As far back as 1906, only seven years after the death of the waltz king, Maurice Ravel conceived of the idea of a work inspired by his own admiration for Strauss. He told a friend of his designs on a grand waltz to be called Vienne (the French name for Vienna). Following the success of Ravel’s ballet for the Paris-based Russian troupe Ballets russes, Daphnis et Chloé (1912), Ravel had hopes of having his Vienne choreographed for the troupe. The outbreak of World War One, pitting France and many other nations on the opposing side of Austria, made Ravel’s notion “inappropriate to the demands of the time,” in his own words. Following the war, and the decision by Ballet russes director Sergei Diaghilev not to present Ravel’s work, the composer re-thought his piece.

Now titled La Valse, a “choreographic poem,” the work finally premiered in 1920, two years after the end of the war. “Ravel disliked political interpretations of La Valse,” writes Gerald Larner in his biography of Ravel. “He was always at pains to point out that it was written for the stage and had nothing to do with either dancing on a volcano at the end of the Second Empire or the pitiable state of Vienna after the war.” But such associations were inevitable across a continent so recently rent by the horrors of the conflict. Ravel had tried several times to enlist in the French army himself, becoming an ambulance driver, and given how the Weimar Republic’s own cultural underground used the waltz form as a symbol (often satirically) of a now-dead empire, it was only natural that Ravel’s work would echo in contemporary ears in ways he may not have intended, but proved unavoidable nonetheless. Even today, as we will hear in the Winspear Centre on May 17-19, this great work has the feel of trying to reach back to a time and place that proves unattainable.

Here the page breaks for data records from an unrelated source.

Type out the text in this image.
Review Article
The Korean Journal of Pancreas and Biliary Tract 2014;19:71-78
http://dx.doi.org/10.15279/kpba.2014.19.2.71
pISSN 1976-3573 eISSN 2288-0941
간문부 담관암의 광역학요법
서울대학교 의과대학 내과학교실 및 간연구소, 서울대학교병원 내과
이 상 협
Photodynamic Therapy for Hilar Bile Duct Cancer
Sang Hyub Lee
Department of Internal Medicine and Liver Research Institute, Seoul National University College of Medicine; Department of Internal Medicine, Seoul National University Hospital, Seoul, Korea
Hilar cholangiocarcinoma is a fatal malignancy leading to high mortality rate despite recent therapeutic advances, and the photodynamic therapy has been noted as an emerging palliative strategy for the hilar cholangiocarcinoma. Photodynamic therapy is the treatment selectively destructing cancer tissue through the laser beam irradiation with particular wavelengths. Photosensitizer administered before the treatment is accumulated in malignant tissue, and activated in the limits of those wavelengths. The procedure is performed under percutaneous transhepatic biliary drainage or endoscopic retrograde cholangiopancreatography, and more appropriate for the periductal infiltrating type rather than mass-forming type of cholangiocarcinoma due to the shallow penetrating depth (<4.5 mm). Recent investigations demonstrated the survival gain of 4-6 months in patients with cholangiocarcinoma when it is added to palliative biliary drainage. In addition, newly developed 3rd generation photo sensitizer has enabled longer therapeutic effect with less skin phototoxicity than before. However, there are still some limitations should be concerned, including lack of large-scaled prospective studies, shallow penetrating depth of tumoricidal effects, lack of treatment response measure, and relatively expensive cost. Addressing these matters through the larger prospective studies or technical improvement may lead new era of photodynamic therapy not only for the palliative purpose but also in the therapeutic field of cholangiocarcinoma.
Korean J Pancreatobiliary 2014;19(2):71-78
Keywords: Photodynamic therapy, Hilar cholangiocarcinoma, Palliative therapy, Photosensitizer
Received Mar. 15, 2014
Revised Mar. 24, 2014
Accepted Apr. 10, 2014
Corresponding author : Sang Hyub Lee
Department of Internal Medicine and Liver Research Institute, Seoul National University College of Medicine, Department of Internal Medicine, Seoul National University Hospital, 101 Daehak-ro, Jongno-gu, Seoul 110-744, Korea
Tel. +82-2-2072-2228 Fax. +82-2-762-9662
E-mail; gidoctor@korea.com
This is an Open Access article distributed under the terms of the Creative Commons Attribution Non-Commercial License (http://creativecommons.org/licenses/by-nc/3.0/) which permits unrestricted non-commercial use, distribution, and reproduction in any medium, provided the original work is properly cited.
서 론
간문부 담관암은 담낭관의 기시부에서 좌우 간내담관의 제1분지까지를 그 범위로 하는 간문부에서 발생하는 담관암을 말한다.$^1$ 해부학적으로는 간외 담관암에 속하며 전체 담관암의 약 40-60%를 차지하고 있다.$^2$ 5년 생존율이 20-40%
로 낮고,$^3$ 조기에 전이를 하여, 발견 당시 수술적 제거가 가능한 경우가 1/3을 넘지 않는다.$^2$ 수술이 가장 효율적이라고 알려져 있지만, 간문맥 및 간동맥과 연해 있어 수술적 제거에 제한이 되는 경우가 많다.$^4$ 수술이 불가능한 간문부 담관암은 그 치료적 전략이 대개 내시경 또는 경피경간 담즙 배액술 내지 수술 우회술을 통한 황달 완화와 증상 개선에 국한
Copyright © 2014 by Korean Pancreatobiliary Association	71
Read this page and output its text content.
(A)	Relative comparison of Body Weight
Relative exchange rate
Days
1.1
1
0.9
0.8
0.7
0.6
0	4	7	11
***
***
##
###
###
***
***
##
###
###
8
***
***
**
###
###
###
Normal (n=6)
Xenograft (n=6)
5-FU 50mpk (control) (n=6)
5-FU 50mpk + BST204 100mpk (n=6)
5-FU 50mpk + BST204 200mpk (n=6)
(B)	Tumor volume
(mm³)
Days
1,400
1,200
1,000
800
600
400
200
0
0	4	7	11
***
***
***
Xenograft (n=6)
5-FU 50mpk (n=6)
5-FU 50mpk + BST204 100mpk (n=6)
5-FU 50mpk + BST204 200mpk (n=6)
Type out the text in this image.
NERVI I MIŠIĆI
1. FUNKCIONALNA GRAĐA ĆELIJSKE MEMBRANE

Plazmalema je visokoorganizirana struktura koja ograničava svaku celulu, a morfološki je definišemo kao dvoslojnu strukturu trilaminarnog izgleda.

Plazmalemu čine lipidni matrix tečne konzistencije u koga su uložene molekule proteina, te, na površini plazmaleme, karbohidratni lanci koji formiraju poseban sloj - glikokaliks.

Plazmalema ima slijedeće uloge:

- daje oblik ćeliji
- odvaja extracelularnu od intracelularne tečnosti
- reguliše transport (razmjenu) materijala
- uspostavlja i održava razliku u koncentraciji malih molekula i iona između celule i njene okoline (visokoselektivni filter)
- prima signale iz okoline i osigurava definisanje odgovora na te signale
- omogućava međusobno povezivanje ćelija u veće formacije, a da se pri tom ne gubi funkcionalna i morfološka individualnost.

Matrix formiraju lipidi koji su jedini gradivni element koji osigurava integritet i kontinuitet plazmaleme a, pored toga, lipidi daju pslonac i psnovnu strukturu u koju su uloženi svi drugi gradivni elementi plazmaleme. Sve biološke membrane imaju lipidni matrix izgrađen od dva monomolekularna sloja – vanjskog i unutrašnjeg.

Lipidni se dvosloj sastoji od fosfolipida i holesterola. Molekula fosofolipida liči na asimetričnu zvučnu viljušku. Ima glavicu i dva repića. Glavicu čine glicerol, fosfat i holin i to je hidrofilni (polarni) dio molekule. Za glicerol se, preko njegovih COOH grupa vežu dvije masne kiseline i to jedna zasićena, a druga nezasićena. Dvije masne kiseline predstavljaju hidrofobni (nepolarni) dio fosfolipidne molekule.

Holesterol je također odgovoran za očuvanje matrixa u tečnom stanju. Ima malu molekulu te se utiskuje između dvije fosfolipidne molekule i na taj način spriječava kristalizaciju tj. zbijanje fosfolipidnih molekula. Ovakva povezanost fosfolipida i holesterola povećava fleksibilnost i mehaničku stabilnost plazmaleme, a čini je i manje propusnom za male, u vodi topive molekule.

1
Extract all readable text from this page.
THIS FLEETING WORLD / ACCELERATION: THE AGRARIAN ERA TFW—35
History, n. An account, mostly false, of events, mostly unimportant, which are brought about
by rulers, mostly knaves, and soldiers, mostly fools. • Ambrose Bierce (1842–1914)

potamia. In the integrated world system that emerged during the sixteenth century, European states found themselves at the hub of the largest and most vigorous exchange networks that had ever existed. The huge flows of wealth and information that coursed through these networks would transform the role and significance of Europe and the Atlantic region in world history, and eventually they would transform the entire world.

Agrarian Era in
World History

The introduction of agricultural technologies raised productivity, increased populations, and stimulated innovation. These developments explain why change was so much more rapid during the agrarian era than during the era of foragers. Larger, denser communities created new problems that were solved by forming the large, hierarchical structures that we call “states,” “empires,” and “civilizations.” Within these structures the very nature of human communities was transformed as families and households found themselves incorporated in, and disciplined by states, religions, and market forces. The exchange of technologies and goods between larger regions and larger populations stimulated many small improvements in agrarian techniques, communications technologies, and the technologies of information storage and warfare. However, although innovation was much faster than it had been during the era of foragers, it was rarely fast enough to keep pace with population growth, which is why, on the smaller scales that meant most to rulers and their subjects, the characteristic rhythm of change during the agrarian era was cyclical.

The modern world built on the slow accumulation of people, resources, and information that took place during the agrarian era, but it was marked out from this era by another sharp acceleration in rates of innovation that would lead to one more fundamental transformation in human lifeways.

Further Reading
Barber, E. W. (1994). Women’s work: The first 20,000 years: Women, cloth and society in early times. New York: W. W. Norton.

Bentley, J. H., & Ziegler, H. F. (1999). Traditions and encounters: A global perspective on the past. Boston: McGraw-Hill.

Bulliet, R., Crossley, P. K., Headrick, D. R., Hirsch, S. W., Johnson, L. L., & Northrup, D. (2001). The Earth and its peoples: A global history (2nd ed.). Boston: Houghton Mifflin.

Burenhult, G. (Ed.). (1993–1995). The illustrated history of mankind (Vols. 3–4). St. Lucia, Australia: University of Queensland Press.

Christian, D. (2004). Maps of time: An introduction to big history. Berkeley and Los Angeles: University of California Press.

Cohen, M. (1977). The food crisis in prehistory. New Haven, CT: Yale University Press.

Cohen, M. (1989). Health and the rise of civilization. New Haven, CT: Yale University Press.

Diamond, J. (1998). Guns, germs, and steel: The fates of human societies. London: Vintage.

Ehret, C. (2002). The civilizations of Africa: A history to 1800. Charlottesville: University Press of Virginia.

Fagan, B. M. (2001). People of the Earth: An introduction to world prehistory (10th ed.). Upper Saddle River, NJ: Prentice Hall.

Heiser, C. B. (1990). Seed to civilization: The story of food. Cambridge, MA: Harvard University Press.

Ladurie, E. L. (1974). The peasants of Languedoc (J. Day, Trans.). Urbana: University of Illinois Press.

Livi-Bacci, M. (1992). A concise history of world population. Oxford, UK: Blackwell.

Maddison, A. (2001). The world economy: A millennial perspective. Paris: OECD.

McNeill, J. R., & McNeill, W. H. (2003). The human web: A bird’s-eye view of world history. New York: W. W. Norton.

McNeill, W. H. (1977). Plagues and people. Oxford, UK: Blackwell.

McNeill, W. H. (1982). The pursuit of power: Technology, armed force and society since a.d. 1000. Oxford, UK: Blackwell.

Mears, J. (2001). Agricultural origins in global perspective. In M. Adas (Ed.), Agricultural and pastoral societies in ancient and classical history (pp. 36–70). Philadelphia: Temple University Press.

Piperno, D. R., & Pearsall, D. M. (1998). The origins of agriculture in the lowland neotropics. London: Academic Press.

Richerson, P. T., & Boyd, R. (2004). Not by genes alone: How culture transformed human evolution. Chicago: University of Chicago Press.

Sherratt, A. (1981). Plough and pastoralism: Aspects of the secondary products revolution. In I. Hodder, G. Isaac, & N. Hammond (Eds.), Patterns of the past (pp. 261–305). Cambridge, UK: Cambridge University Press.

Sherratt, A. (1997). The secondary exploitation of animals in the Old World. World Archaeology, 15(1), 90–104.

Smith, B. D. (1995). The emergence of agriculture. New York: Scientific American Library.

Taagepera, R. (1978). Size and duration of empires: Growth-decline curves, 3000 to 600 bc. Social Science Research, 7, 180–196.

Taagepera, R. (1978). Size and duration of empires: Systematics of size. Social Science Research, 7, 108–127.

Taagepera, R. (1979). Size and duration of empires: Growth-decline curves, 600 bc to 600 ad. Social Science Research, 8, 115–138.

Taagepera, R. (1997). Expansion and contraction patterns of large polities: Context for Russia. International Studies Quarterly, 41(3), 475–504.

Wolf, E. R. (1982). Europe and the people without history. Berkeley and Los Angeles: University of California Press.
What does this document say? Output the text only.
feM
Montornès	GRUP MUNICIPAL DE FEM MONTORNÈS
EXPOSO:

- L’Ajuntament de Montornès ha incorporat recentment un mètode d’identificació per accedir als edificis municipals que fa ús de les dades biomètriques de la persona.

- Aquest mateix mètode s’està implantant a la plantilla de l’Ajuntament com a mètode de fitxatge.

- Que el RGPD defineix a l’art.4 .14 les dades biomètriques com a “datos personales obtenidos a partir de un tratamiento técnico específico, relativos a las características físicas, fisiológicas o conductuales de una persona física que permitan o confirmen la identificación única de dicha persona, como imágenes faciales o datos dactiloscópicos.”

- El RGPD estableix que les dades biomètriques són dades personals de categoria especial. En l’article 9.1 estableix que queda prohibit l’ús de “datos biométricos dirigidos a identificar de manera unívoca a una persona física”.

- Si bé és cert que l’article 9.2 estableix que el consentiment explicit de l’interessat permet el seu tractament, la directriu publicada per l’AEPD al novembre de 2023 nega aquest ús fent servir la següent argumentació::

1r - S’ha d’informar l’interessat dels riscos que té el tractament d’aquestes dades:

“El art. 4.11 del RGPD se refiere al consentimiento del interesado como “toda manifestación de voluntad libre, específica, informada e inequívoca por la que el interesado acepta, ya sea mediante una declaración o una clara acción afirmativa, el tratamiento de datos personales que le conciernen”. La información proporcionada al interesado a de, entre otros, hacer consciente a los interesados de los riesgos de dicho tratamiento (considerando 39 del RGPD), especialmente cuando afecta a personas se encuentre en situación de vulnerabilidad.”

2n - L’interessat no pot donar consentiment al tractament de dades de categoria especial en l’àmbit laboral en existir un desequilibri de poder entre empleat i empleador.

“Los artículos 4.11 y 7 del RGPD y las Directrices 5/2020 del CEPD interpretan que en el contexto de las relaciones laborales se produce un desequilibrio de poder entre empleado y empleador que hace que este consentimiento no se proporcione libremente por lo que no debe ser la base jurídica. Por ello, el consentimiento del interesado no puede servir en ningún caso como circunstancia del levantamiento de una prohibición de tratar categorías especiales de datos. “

Leaping ahead only a couple of decades past Ravel’s La Valse, we encounter the great Russian composer and pianist Sergei Rachmaninoff. The year is 1941, and, now settled in the United States, Rachmaninoff – like Ravel – had tried to interest another Russian choreographer, Mikhail Fokine, in a three-movement dance piece to be called Fantastic Dances. Like Ravel being turned down by Diaghilev, so Fokine declined to use Rachmaninoff’s work.

Rachmaninoff re-titled the work Symphonic Dances, and it would prove to be his last work for orchestra. For its central movement, Rachmaninoff gives us a waltz. And while one cannot help but hear the distant echoes of Strauss’ Vienna in this music as well, Rachmaninoff’s waltz is a more macabre and haunting one. But even half a century after the Hapsburgs, with a second world war begun in Europe and soon to sweep the U.S. back into the fray, critics heard the music’s Viennese roots. Critic Olin Downes wrote, “The second Dance begins with a muted summons, or evocation, of the brass, a motto repeated in certain places, and for the rest there are sensuous melodies, sometimes bitter-sweet, sometimes to a Viennese lilt – and Vienna is gone.”

Of course, Vienna is not gone, but the Vienna of the Strauss waltz certainly is. But so great was the waltz’s impact that we understand exactly what Downes was saying. Just as we understand what Ravel and Rachmaninoff are saying with their imaginative – even provocative – use of the waltz. Michael Stern returns to conduct this concert full of symbolism and brilliant orchestral music.